Los datos sobre el comportamiento hacen referencia a la conducta tanto de los propios clientes finales como de los dispositivos que se utilizan para interactuar con la empresa. Este particular es fundamental como medio adicional de identificación del fraude, ya que permite revelar ya sea anomalías e incoherencias entre el cliente y el dispositivo, o posibles vínculos con otros dispositivos sospechosos o dispositivos previamente asociados con la actividad fraudulenta. Obtener un profundo conocimiento de la actividad que tiene lugar en tiempo real en el nivel digital permite a las organizaciones defenderse contra los cibercriminales de una forma mucho más eficaz. Limitarse a solicitar al cliente que proporcione datos estáticos (contraseñas, códigos de un solo uso, preguntas secretas, etc.) ya no es eficaz y cada vez resulta más molesto para los buenos clientes. Una y otra vez observamos que las organizaciones sucumben a los criminales, debido a que los ciberdelincuentes tienen todo lo que necesitan para superar este tipo de defensas, y nuestros valiosos clientes sufren en última instancia al tener que interactuar con procesos más onerosos para acceder a sus servicios.

La tercera dimensión de la integración de la protección contra el fraude será testigo de la ampliación de la correspondencia de los datos estáticos y de comportamiento más allá del entorno de la propia organización (y de sus socios de canal), para abarcar la totalidad de un sector empresarial o incluso varios sectores empresariales. La gestión colaborativa del riesgo de fraude en los datos estáticos y de comportamiento es un área donde prevemos que tendrá lugar una actividad significativa por parte de las organizaciones, con el objetivo de garantizar una visión más amplia de la actividad fraudulenta e impedir que los criminales ataquen varias organizaciones a voluntad.
No obstante, como si este desafío multidimensional no fuera suficiente, toda esta integración debe incluir una capa adicional que no solo refleje los canales preferidos del cliente final, sino que lo haga de una manera tan fluida como sea posible para evitar comprometer la experiencia del cliente.

¿Cómo pueden las empresas superar estos desafíos?

En primer lugar, las organizaciones deben adoptar un enfoque integral en la prevención del fraude, que no se centre exclusivamente en la anomalía, sino que busque la malicia. La aplicación de técnicas y estrategias de prevención tradicionales al nuevo canal digital simplemente no funcionará. Los clientes son más móviles que nunca y demandan capacidad para interactuar con sus servicios desde cualquier parte del mundo y en cualquier momento. Si un cliente moderno pasa por una mala experiencia debido a técnicas de prevención del fraude arcaicas, no dudará en buscar proveedores alternativos.
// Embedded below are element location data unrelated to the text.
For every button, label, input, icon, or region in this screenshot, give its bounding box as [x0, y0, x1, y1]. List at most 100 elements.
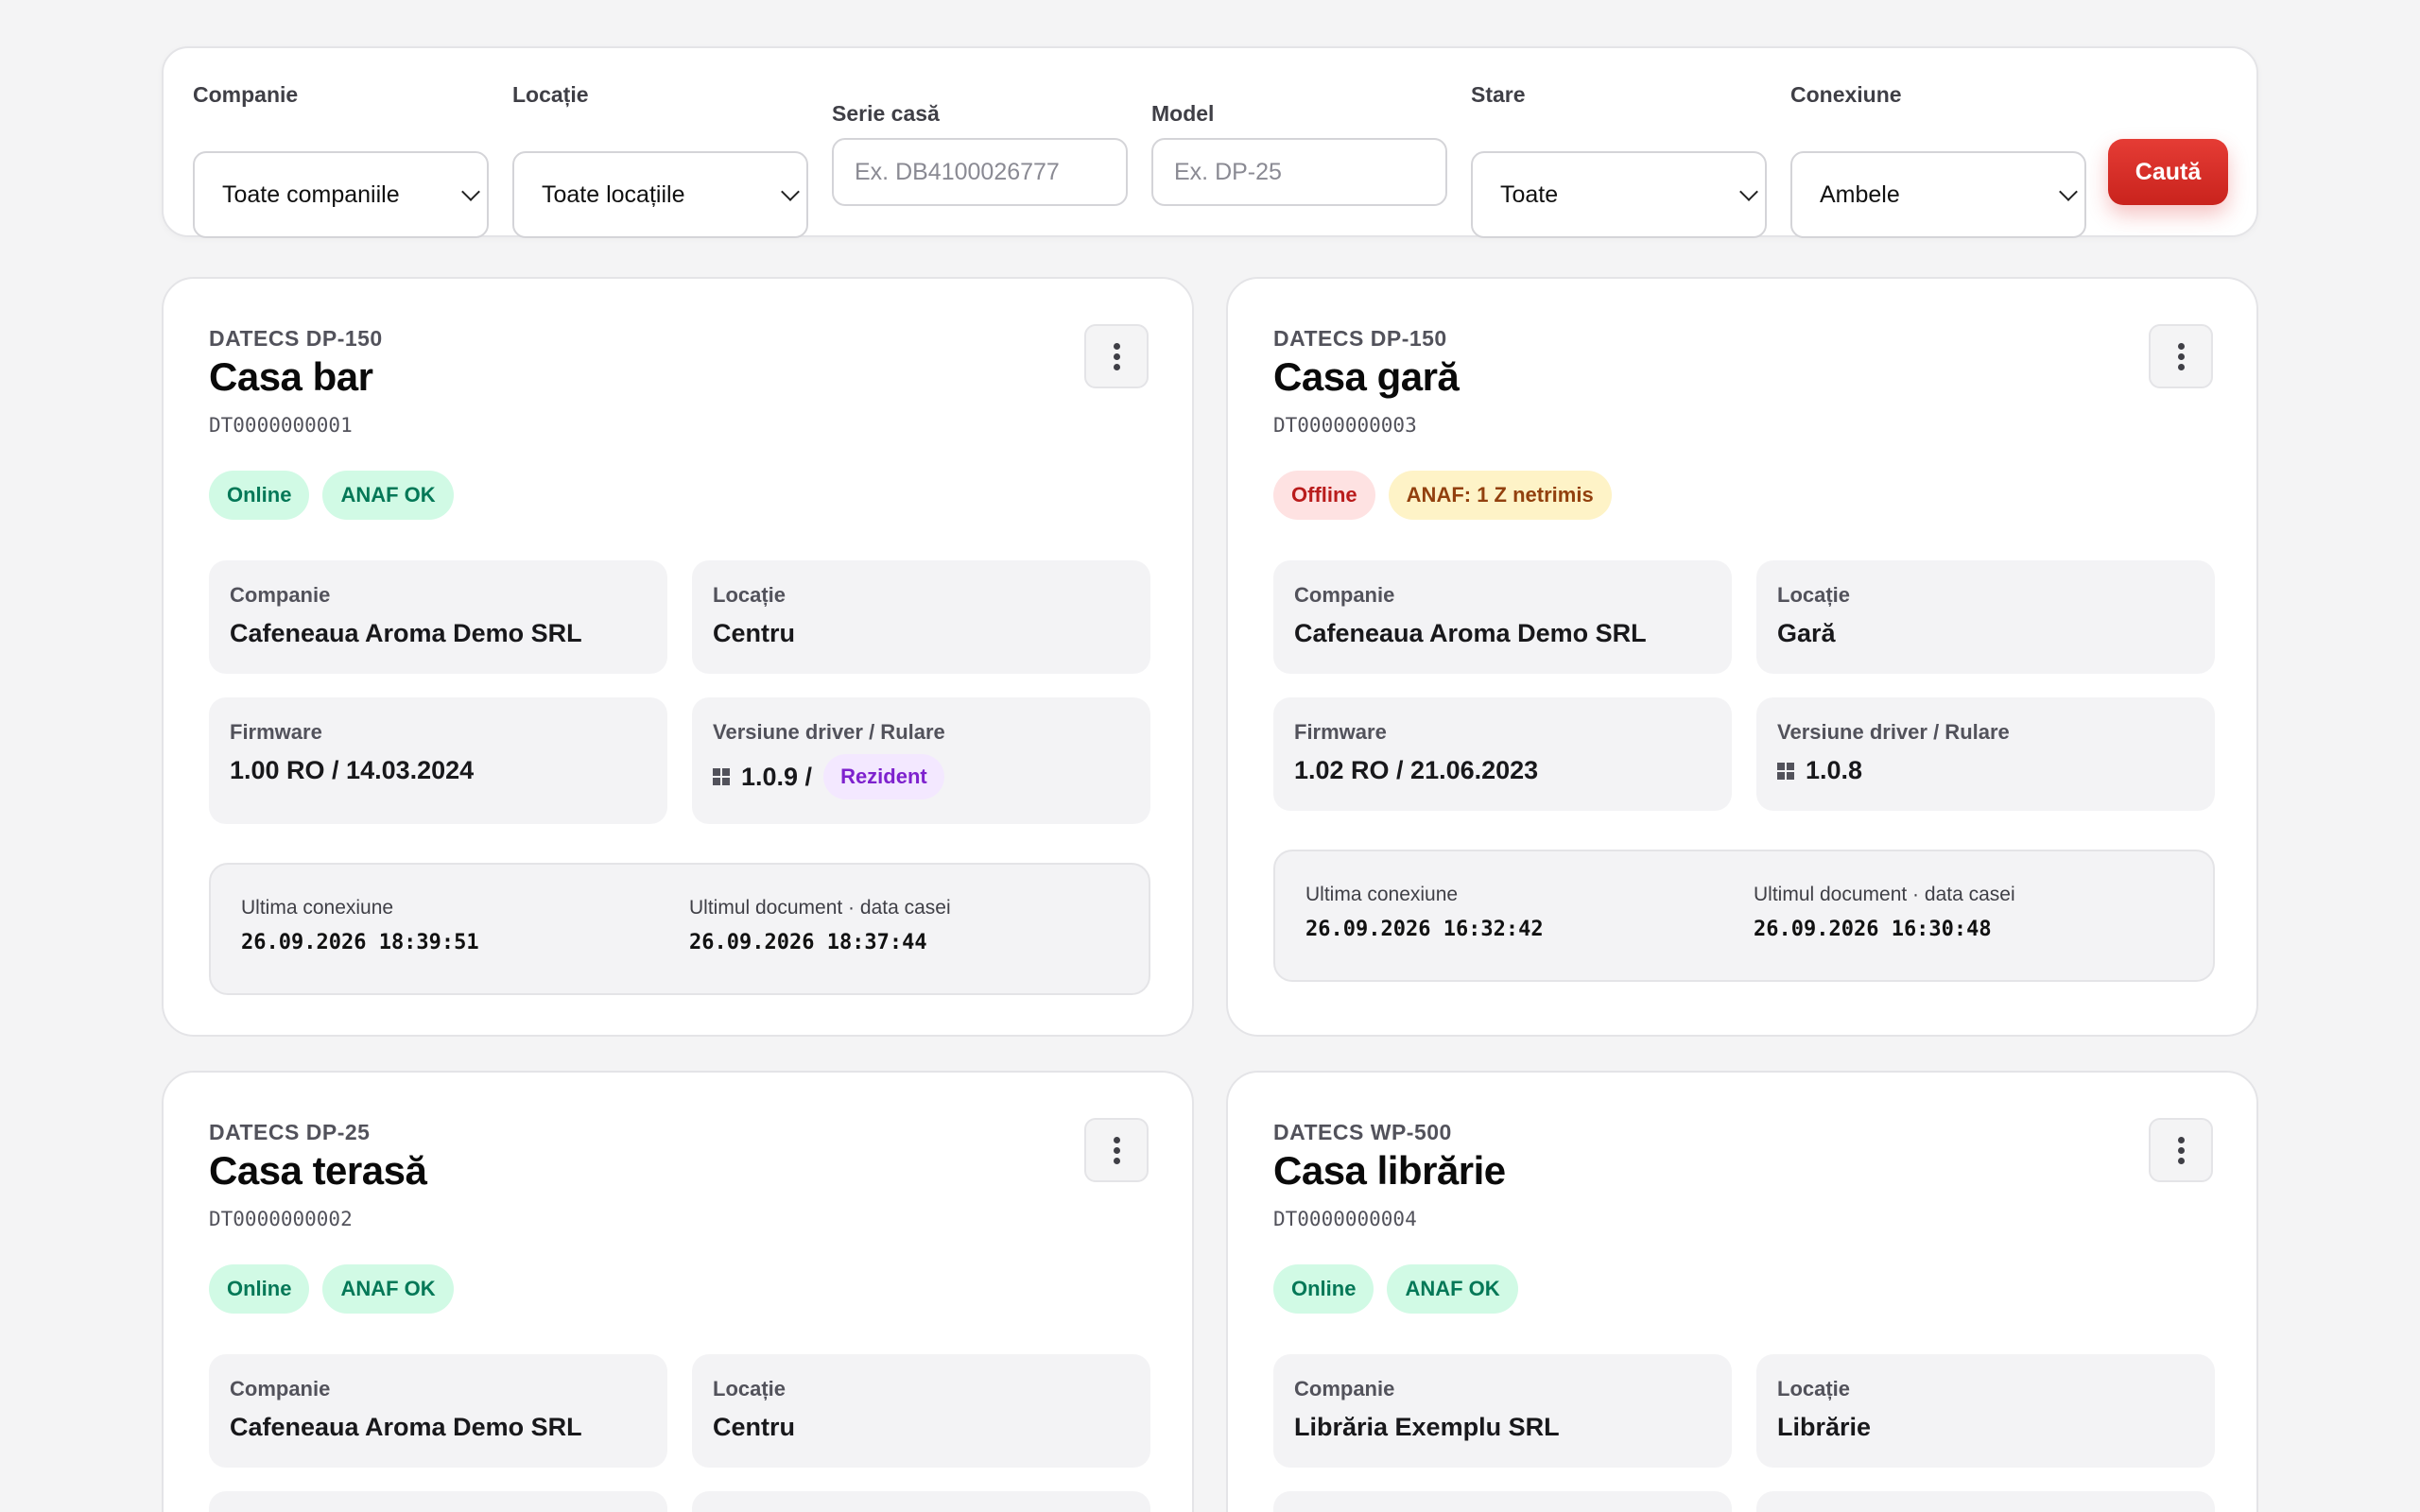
chevron-down-icon: [781, 182, 800, 201]
status-badges: Offline ANAF: 1 Z netrimis: [1273, 471, 1612, 520]
location-select-value: Toate locațiile: [542, 180, 685, 208]
driver-info: [1756, 1491, 2215, 1512]
device-model: DATECS DP-150: [209, 326, 383, 351]
chevron-down-icon: [461, 182, 480, 201]
status-badges: Online ANAF OK: [1273, 1264, 1518, 1314]
driver-info: Versiune driver / Rulare 1.0.9 / Reziden…: [692, 697, 1150, 824]
search-button[interactable]: Caută: [2108, 139, 2228, 205]
location-info: Locație Centru: [692, 1354, 1150, 1468]
firmware-info: Firmware 1.00 RO / 14.03.2024: [209, 697, 667, 824]
driver-version: 1.0.9 /: [741, 762, 813, 791]
serial-filter-label: Serie casă: [832, 101, 940, 126]
location-info-label: Locație: [1777, 583, 1851, 607]
firmware-info: [1273, 1491, 1732, 1512]
filter-bar: Companie Toate companiile Locație Toate …: [162, 46, 2258, 238]
more-options-button[interactable]: [2149, 324, 2213, 388]
windows-icon: [1777, 762, 1794, 780]
company-select-value: Toate companiile: [222, 180, 400, 208]
model-input[interactable]: Ex. DP-25: [1151, 138, 1447, 206]
device-serial: DT0000000004: [1273, 1208, 1417, 1230]
location-info-label: Locație: [713, 583, 786, 607]
last-document-label: Ultimul document · data casei: [1754, 884, 2015, 905]
last-document-value: 26.09.2026 16:30:48: [1754, 918, 1992, 941]
device-title: Casa gară: [1273, 354, 1460, 399]
status-badge: Online: [209, 1264, 310, 1314]
status-select[interactable]: Toate: [1471, 151, 1767, 238]
anaf-badge: ANAF OK: [1387, 1264, 1518, 1314]
anaf-badge: ANAF OK: [322, 471, 454, 520]
status-badge: Online: [1273, 1264, 1374, 1314]
device-card: DATECS DP-150 Casa gară DT0000000003 Off…: [1226, 277, 2258, 1037]
company-select[interactable]: Toate companiile: [193, 151, 489, 238]
model-input-placeholder: Ex. DP-25: [1174, 158, 1282, 185]
anaf-badge: ANAF: 1 Z netrimis: [1388, 471, 1612, 520]
kebab-menu-icon: [2177, 342, 2185, 350]
firmware-info-value: 1.00 RO / 14.03.2024: [230, 756, 475, 784]
last-connection-value: 26.09.2026 16:32:42: [1305, 918, 1544, 941]
location-info: Locație Gară: [1756, 560, 2215, 674]
driver-info-label: Versiune driver / Rulare: [713, 720, 945, 744]
company-info: Companie Librăria Exemplu SRL: [1273, 1354, 1732, 1468]
more-options-button[interactable]: [1084, 1118, 1149, 1182]
status-badge: Online: [209, 471, 310, 520]
kebab-menu-icon: [1113, 1136, 1120, 1143]
device-title: Casa terasă: [209, 1148, 427, 1193]
serial-input-placeholder: Ex. DB4100026777: [855, 158, 1060, 185]
device-card: DATECS WP-500 Casa librărie DT0000000004…: [1226, 1071, 2258, 1512]
location-info: Locație Librărie: [1756, 1354, 2215, 1468]
driver-version: 1.0.8: [1806, 756, 1863, 784]
model-filter-label: Model: [1151, 101, 1215, 126]
status-select-value: Toate: [1500, 180, 1559, 208]
connection-select[interactable]: Ambele: [1790, 151, 2086, 238]
firmware-info-label: Firmware: [1294, 720, 1387, 744]
last-connection-label: Ultima conexiune: [241, 897, 394, 919]
status-badges: Online ANAF OK: [209, 471, 454, 520]
location-info-value: Librărie: [1777, 1413, 1872, 1441]
company-filter: Companie Toate companiile: [193, 80, 489, 238]
device-card: DATECS DP-150 Casa bar DT0000000001 Onli…: [162, 277, 1194, 1037]
location-info-value: Centru: [713, 1413, 795, 1441]
run-mode-badge: Rezident: [823, 754, 944, 799]
firmware-info: [209, 1491, 667, 1512]
company-info-label: Companie: [1294, 1377, 1395, 1400]
driver-info-label: Versiune driver / Rulare: [1777, 720, 2010, 744]
device-serial: DT0000000002: [209, 1208, 353, 1230]
last-connection-value: 26.09.2026 18:39:51: [241, 931, 479, 954]
status-badges: Online ANAF OK: [209, 1264, 454, 1314]
connection-select-value: Ambele: [1820, 180, 1900, 208]
model-filter: Model Ex. DP-25: [1151, 99, 1447, 206]
serial-filter: Serie casă Ex. DB4100026777: [832, 99, 1128, 206]
connection-panel: Ultima conexiune 26.09.2026 18:39:51 Ult…: [209, 863, 1150, 995]
company-info-value: Cafeneaua Aroma Demo SRL: [1294, 619, 1647, 647]
firmware-info-label: Firmware: [230, 720, 322, 744]
company-info-value: Cafeneaua Aroma Demo SRL: [230, 1413, 582, 1441]
firmware-info: Firmware 1.02 RO / 21.06.2023: [1273, 697, 1732, 811]
location-filter: Locație Toate locațiile: [512, 80, 808, 238]
status-filter-label: Stare: [1471, 82, 1526, 107]
location-select[interactable]: Toate locațiile: [512, 151, 808, 238]
device-model: DATECS DP-150: [1273, 326, 1447, 351]
serial-input[interactable]: Ex. DB4100026777: [832, 138, 1128, 206]
company-info: Companie Cafeneaua Aroma Demo SRL: [1273, 560, 1732, 674]
location-info: Locație Centru: [692, 560, 1150, 674]
more-options-button[interactable]: [2149, 1118, 2213, 1182]
company-info: Companie Cafeneaua Aroma Demo SRL: [209, 1354, 667, 1468]
device-serial: DT0000000003: [1273, 414, 1417, 437]
device-title: Casa librărie: [1273, 1148, 1506, 1193]
device-card: DATECS DP-25 Casa terasă DT0000000002 On…: [162, 1071, 1194, 1512]
device-serial: DT0000000001: [209, 414, 353, 437]
firmware-info-value: 1.02 RO / 21.06.2023: [1294, 756, 1539, 784]
status-filter: Stare Toate: [1471, 80, 1767, 238]
device-model: DATECS WP-500: [1273, 1120, 1452, 1144]
more-options-button[interactable]: [1084, 324, 1149, 388]
driver-info: Versiune driver / Rulare 1.0.8: [1756, 697, 2215, 811]
driver-info: [692, 1491, 1150, 1512]
connection-panel: Ultima conexiune 26.09.2026 16:32:42 Ult…: [1273, 850, 2215, 982]
driver-info-value: 1.0.9 / Rezident: [713, 754, 944, 799]
windows-icon: [713, 768, 730, 785]
connection-filter: Conexiune Ambele: [1790, 80, 2086, 238]
chevron-down-icon: [2059, 182, 2078, 201]
device-model: DATECS DP-25: [209, 1120, 371, 1144]
anaf-badge: ANAF OK: [322, 1264, 454, 1314]
company-info: Companie Cafeneaua Aroma Demo SRL: [209, 560, 667, 674]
El acceso en tiempo real a los datos de comportamiento es un posible punto de inflexión en términos de prevención del fraude. Sin embargo, este factor por sí solo no ayudará a las organizaciones a equilibrar las prioridades contrapuestas asociadas a la gestión del riesgo y, simultáneamente, a aumentar los ingresos, mejorar la reputación y generar valor para el cliente de por vida.

Si los datos de comportamiento se abordan únicamente desde la perspectiva de una capa más de datos, la naturaleza de las infraestructuras y los procesos pueden complicarse constantemente.
En cambio, las organizaciones progresistas reconocen que los datos de comportamiento crean oportunidades para un cambio de mentalidad. Esta información permite a las organizaciones abandonar un enfoque único para la prevención del fraude que frustra a los buenos clientes y les empuja hacia la competencia.

Cuando se utilizan correctamente, los datos de comportamiento pueden ayudar a las organizaciones a reconocer las actividades de los buenos clientes de forma mucho más rápida y les permite ofrecerles un proceso de autenticación seguro y ágil. Se puede identificar un círculo virtuoso como el premio potencial, ya que la autenticación basada en el comportamiento genera lealtad y ayuda a las organizaciones a asumir la posición del proveedor de referencia preferido. Esto, a su vez, permitirá a las organizaciones avanzar hacia una reevaluación de su infraestructura de gestión de riesgos, la adopción más rápida de operaciones digitales de bajo coste y la reducción más rápida de los recursos físicos tradicionales de alto coste, como los centros de llamadas.